The Chinese government and society’s high standards for stars send clear signals about the kind of behavior that will be tolerated. As Western brands and celebrities have also found, the fall from paragon to pariah can be swift.
“Clearly, these public figures and celebrities are expected to be role models,” said Pan Wang, a senior lecturer at the University of New South Wales in Sydney and author of the book “Love and Marriage in Globalizing China.”
Lee’s allegations certainly came as a shock to Wang’s fans, like Michelle Yap, 38, a hotel manager in Kuala Lumpur, Malaysia, who met him when he visited the country in 2005.
“I was in disbelief when I first heard about the news. It was out of his character,” she said. “With so much information flooding in, I felt so confused.”
The scandal surrounding Wang has not only underscored the precarious status of celebrities in China, but also stirred discussion about why Chinese women stay in unhappy marriages.
In her first post outlining her fallout with Wang, Lee said, “Whether it’s women in the past or in modern times, choosing to be a housewife is choosing a payless job.” Without a paycheck, she said, women risk losing the right to have their own savings and financial agency.
With men as traditional family breadwinners, even close relationships can come with unequal power dynamics.
The state-affiliated newspaper Global Times ran an opinion piece noting that the saga had highlighted the plight of “desperate housewives.”
Faced with rising divorce rates and falling birth rates, the Chinese government has sought to reinforce traditional family values. A new law this year imposed a 30-day “cooling off period” before couples can divorce.
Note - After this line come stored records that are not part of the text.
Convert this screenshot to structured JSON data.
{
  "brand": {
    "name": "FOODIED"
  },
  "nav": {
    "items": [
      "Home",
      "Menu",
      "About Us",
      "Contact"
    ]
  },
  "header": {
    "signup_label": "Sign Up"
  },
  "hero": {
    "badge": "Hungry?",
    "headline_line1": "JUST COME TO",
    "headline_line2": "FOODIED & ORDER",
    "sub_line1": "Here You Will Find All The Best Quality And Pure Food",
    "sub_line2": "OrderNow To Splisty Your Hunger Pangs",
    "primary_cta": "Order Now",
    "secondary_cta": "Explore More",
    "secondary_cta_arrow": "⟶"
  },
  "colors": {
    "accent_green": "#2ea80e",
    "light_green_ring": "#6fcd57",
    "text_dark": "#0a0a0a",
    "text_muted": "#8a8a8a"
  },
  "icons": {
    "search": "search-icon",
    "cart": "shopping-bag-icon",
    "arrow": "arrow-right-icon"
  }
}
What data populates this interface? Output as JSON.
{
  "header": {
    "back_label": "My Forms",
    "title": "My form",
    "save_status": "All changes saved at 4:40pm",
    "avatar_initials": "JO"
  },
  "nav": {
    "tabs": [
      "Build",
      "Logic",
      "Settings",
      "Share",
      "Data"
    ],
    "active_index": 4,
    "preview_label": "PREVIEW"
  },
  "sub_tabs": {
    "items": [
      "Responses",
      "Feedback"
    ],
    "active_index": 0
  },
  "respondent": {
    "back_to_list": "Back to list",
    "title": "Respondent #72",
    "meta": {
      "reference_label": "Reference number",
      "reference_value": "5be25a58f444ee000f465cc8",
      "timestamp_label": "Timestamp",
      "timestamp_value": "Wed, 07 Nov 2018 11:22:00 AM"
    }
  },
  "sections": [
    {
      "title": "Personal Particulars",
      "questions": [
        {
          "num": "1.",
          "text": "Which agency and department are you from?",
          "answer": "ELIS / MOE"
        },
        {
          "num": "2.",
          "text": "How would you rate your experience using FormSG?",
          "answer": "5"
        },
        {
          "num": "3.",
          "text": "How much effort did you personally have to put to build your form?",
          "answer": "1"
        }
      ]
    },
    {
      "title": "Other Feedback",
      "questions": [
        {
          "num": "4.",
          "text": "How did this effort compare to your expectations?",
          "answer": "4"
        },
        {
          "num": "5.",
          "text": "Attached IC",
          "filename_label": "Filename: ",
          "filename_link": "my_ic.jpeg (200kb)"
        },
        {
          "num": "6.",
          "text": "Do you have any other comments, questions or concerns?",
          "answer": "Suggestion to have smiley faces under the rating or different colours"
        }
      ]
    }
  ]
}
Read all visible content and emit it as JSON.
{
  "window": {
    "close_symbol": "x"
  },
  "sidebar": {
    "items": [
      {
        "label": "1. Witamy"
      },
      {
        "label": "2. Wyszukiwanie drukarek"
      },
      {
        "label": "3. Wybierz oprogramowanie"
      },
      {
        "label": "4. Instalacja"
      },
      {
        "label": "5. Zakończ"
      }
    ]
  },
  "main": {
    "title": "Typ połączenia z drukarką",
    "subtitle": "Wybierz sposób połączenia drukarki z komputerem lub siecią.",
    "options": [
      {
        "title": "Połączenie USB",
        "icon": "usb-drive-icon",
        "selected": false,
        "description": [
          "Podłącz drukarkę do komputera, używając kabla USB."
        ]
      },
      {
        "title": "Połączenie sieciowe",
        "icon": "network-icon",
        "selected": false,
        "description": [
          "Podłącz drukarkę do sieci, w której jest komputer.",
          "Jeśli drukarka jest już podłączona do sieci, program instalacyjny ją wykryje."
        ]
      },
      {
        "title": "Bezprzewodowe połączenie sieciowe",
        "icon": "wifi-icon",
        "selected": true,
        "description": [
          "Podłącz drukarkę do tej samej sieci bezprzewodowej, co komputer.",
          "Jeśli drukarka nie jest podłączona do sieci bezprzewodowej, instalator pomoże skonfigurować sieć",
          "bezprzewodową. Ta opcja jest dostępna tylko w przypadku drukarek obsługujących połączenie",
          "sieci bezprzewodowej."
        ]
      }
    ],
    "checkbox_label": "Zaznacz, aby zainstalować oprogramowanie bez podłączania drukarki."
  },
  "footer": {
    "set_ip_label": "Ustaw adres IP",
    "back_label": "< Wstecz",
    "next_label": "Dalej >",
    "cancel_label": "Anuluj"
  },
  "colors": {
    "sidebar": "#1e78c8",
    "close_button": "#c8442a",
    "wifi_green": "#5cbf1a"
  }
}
It appears to have had the desired effect, according to data from state media, which show that the divorce rate dropped by 70 percent in the first quarter of 2021.
Women greeted the controversial law with anger, but Beijing appears to be taking steps to assuage some of their concerns. The top lawmaking body last week debated legislation that would give women new safeguards in the workplace and during pregnancy, Reuters reported.
“If women plan to have children, that means they need to take care of them, and that will really shrink their personal space for career advancement or for socialization, leisure activities,” said Pan Wang, the lecturer and author.
“Some women do see divorce as a fresh start, a new chapter of life,” she said.